Estas palabras fueron escuchadas con desprecio. Aquellos pueblos salvajes invadieron la tierra de los trogloditas a quienes creían defendidos sólo por su inocencia. 

Pero ellos estaban bien preparados para defenderse. Habían colocado a las mujeres y los niños en medio de ellos. Les asombraba la injusticia de sus enemigos pero no su número. Un renovado ardor se apoderó de su corazón. ¿Quién no quería morir por su padre; quién no, por su mujer y por sus hijos? Uno, por sus hermanos; otro, por sus amigos. Todos deseaban sacrificarse por el pueblo troglodita. El lugar del que moría era inmediatamente ocupado por otro, y éste, además de la causa común, tenía otra muerte que vengar. 

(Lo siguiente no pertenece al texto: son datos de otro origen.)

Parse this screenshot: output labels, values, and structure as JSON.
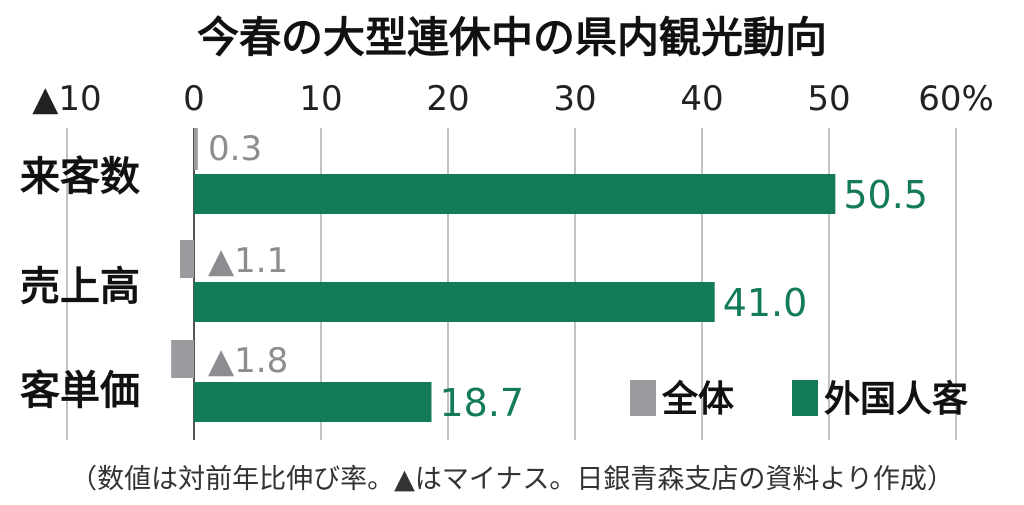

Fue éste el combate de la injusticia contra la virtud. Aquellos pueblos cobardes que no pretendían sino el botín, no tuvieron vergüenza de huir. Cedieron ante la virtud de los trogloditas pero no tomaron ejemplo de ella.



XIV. USBEK AL MISMO 

En vista de que el pueblo aumentaba de día en día, los trogloditas creyeron llegado el momento de elegir un rey. Acordaron que designarían a quien fuera más justo entre ellos. Todos los ojos se volvieron a un anciano venerable por sus años y por su virtud. Este hombre no había querido asistir a la reunión y se había retirado a su casa con el corazón lleno de tristeza. 

Cuando los diputados se presentaron a él para darle cuenta de la elección, dijo: “Quiera Dios ser servido de que yo no ofenda a los trogloditas si se piensan que no hay ninguno entre ellos más justo que yo. Me otorgáis la corona y si os empeñáis tendré que aceptarla. Pero sabed que moriré de dolor por haber visto a los trogloditas libres al nacer y verlos ahora sometidos”. Al decir esto se puso a verter torrentes de lágrimas. “Día nefasto, dijo, ¿por qué he vivido tanto?” Y luego clamó con voz severa: “Ya entiendo, trogloditas, vuestra virtud comienza a pesaros. En el estado en que ahora os encontráis, como no tenéis jefe que os mande, os veis obligados a ser virtuosos a pesar vuestro. De otra forma no podríais sobrevivir y caeríais en la desgracia de vuestros primeros padres. Pero este yugo os parece demasiado duro. Preferís vivir sometidos a un príncipe y obedecer sus leyes, que son menos rígidas que vuestras costumbres. Sabéis que a partir de entonces podréis contentar vuestra ambición, adquirir riquezas y languidecer en una cobarde voluptuosidad, y que, mientras evitéis caer en los grandes delitos, no necesitaréis la virtud.” Se detuvo y lloró más que nunca. “¿Qué pretendéis que yo haga? ¿Cómo puedo mandar algo a un troglodita? ¿Queréis que haga una acción virtuosa porque yo se lo ordene, cuando él la haría igualmente sin mí por la sola inclinación de la naturaleza? Oh, trogloditas, he llegado al fin de mis días y mi sangre está helada en mis venas. Pronto veré a vuestros sagrados antepasados. ¿Por qué queréis que les aflija y que me vea obligado a decirles que os he dejado sometidos a un yugo que no es el de la virtud?”